The first reason is that there is a stigma and taboo with respect to mental illness that is still with us. We are not as deep and dark in the dark ages or Victorian times perhaps as before, but we still have to recognize and admit that it is not seen in the same way and it is not discussed in the same way as it should be. We have made some changes, but we need to make more.
The second reason is that people feel, and governments reflect this, that it is an illness but it is not like a physical illness, that it is something different. People feel there is not a whole lot they can do, that it is not something that can be easily or readily solved.
This ignores a very basic fact. We have made huge progress in the treatment of mental illness. Conditions that were a guarantee of a lifetime of incarceration as recently as 50 or 60 years ago are being treated today very effectively with medication and treatment that actually works.
We are behind in research. We are behind in funding. We are behind in support. We are behind in housing. We are behind in all the things that need to be done to integrate all of these services together. These things are solvable. These are matters of political will. These are not conditions which we cannot do anything about.
Over 120 years ago a very famous French sociologist, Émile Durkheim, wrote a text called Le Suicide.
This gentleman, one of sociology's pioneers, made an important observation. He said that an event such as suicide reflects a lack of solidarity within society. Until then, suicide was considered a personal act that had no social explanation. But Durkheim said that, on the contrary, it could be explained.
The love that each of us must show our neighbours is a permanent sign of our compassion and what it means to be a citizen and be part of a good society.

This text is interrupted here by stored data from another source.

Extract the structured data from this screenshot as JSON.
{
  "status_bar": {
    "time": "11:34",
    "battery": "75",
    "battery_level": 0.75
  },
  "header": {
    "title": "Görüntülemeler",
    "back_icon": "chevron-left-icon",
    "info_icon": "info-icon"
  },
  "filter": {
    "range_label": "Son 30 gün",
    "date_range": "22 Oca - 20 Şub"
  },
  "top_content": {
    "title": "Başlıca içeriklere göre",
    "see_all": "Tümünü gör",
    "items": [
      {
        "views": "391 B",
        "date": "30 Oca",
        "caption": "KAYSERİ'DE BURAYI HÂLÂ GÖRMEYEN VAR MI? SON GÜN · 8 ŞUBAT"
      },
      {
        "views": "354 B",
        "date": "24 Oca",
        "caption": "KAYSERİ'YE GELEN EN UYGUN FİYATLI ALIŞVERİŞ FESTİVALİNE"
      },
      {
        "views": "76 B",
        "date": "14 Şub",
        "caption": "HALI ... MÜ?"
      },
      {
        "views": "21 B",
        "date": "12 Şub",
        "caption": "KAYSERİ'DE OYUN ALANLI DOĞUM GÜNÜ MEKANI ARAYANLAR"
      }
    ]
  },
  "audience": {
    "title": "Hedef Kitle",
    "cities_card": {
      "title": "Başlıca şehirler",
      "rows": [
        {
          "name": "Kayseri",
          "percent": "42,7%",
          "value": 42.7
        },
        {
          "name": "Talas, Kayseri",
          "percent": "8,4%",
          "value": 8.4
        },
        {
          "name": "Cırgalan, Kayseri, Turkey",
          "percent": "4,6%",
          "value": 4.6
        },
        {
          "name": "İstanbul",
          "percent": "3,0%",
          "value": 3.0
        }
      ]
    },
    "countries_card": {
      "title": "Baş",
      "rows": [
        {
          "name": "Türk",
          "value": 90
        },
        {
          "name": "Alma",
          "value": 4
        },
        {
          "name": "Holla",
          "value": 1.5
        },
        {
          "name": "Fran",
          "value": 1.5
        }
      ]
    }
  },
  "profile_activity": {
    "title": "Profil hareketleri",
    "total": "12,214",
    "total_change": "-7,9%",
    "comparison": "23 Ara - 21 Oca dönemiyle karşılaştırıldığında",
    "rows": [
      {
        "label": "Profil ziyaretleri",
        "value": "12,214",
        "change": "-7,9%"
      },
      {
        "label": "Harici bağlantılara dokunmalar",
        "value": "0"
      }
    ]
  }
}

A good society is marked by how people care for each other and by solidarity. We are talking about what we owe each other and how our collective failure to reflect that sense of solidarity and connection in our actions contributes to the sense of alienation and bewilderment that is a prelude to a person's decision to commit suicide.
Not all of the explanations are easy. Many of them continue to baffle people. We all have friends who have died in this terrible way and we wonder what could have caused them to do so.
What we do know is there are things we can do. It is not a hopeless situation. We have to take what my grandmother used to call “the human footsteps”. Every day we need to move forward by taking the human footsteps that will lead us to the progress we must make as Canadians and as a society. This is a frontier we must cross together. We need to better understand this world of anger, self-anger, of violence that implodes or explodes. We need to share that understanding. We need to address it. We need to take the steps as a society to make a difference.
Hence, we need a strategy that will prevent people from taking their own lives, one that will allow them to return to living full, happy and productive lives. That is what it means to live in a country where we care for one another.